情報共有の範囲について相談を受ける際、多くの企業様が「言われるがまま情報を渡してしまっていた」という状態からのスタートです。悪意があるケースは稀ですが、必要以上の情報を渡してしまうと、後から関係性を見直したいときの選択肢を狭めてしまいます。
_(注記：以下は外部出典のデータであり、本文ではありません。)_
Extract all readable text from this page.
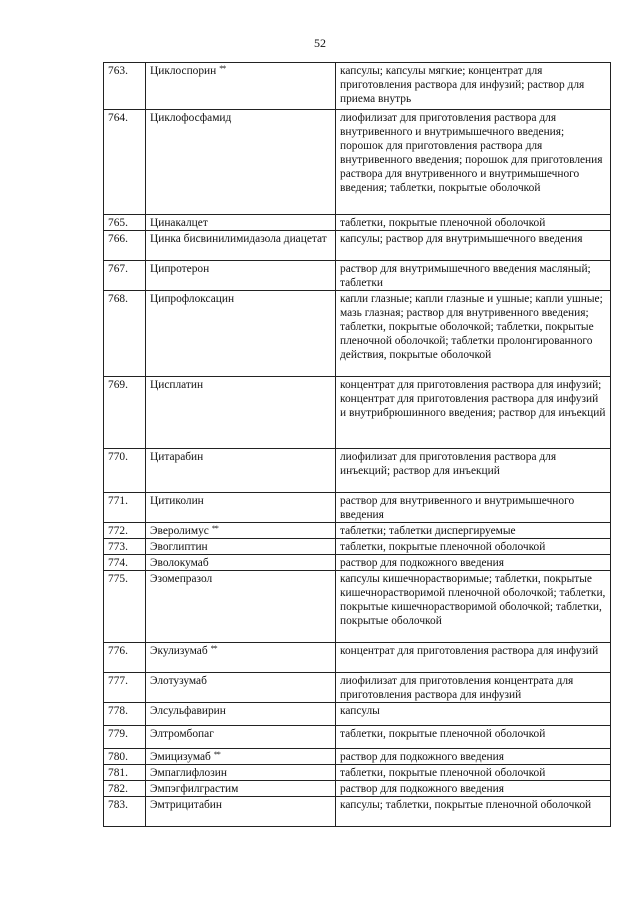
52
763.	Циклоспорин **	капсулы; капсулы мягкие; концентрат для приготовления раствора для инфузий; раствор для приема внутрь
764.	Циклофосфамид	лиофилизат для приготовления раствора для внутривенного и внутримышечного введения; порошок для приготовления раствора для внутривенного введения; порошок для приготовления раствора для внутривенного и внутримышечного введения; таблетки, покрытые оболочкой
765.	Цинакалцет	таблетки, покрытые пленочной оболочкой
766.	Цинка бисвинилимидазола диацетат	капсулы; раствор для внутримышечного введения
767.	Ципротерон	раствор для внутримышечного введения масляный; таблетки
768.	Ципрофлоксацин	капли глазные; капли глазные и ушные; капли ушные; мазь глазная; раствор для внутривенного введения; таблетки, покрытые оболочкой; таблетки, покрытые пленочной оболочкой; таблетки пролонгированного действия, покрытые оболочкой
769.	Цисплатин	концентрат для приготовления раствора для инфузий; концентрат для приготовления раствора для инфузий и внутрибрюшинного введения; раствор для инъекций
770.	Цитарабин	лиофилизат для приготовления раствора для инъекций; раствор для инъекций
771.	Цитиколин	раствор для внутривенного и внутримышечного введения
772.	Эверолимус **	таблетки; таблетки диспергируемые
773.	Эвоглиптин	таблетки, покрытые пленочной оболочкой
774.	Эволокумаб	раствор для подкожного введения
775.	Эзомепразол	капсулы кишечнорастворимые; таблетки, покрытые кишечнорастворимой пленочной оболочкой; таблетки, покрытые кишечнорастворимой оболочкой; таблетки, покрытые оболочкой
776.	Экулизумаб **	концентрат для приготовления раствора для инфузий
777.	Элотузумаб	лиофилизат для приготовления концентрата для приготовления раствора для инфузий
778.	Элсульфавирин	капсулы
779.	Элтромбопаг	таблетки, покрытые пленочной оболочкой
780.	Эмицизумаб **	раствор для подкожного введения
781.	Эмпаглифлозин	таблетки, покрытые пленочной оболочкой
782.	Эмпэгфилграстим	раствор для подкожного введения
783.	Эмтрицитабин	капсулы; таблетки, покрытые пленочной оболочкой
代理店との情報共有の範囲、事業側の視点で整理しませんか?
無料相談はこちら関係性の主導権を保つという視点
情報共有の範囲を適切に管理することは、代理店との関係性において主導権を保つことにもつながります。丸投げにせず事業側が主導権を持つための関わり方については、代理店に丸投げせず、事業側が主導権を持つための関わり方もあわせてご覧ください。
それでも判断がつかない場合
契約の細部は弁護士に確認する必要がありますが、事業運営上どこまでの情報共有が実務上必要かという判断は、事業目線で整理してくれる第三者(事業側のWeb担当)に相談することも、有効な選択肢のひとつです。
まとめ
代理店との情報共有は、「契約前のNDA締結」「目的に必要な範囲への絞り込み」「アカウント管理権限の自社保有」の3つを基本に判断してください。渡す情報を適切に管理することが、健全な関係性を保つ土台になります。
よくある質問
QNDAはどのタイミングで締結すべきですか?
A見積もりや提案のために自社の内部データ・顧客情報を開示する前の段階で締結するのが基本です。正式契約の前段階、初回打ち合わせの直後を目安にしてください。
Q小規模な取引でもNDAは必要ですか?
A取引額の大小よりも、開示する情報の重要度で判断してください。顧客リストや売上データなど、漏洩した場合の影響が大きい情報を扱う場合は、小規模な取引でも締結を検討すべきです。
Q代理店から標準フォーマットのNDAを提示された場合、そのまま使っていいですか?
A内容を確認したうえで問題なければ使って構いません。ただし、対象情報の範囲や目的外利用の禁止事項が自社の状況に合っているかは必ず確認してください。
Qアカウントの管理権限は必ず自社で持つべきですか?
A広告アカウントや解析ツールの管理者権限は、原則として自社名義で保有することをおすすめします。代理店変更時のデータ引き継ぎがスムーズになり、情報の所在も明確になります。
Q情報共有の範囲を自社だけで判断するのが難しい場合はどうすればいいですか?
A契約の細部は弁護士に確認しつつ、事業運営上どこまでの情報共有が実務上必要かは、事業目線で整理してくれる第三者に相談する方法もあります。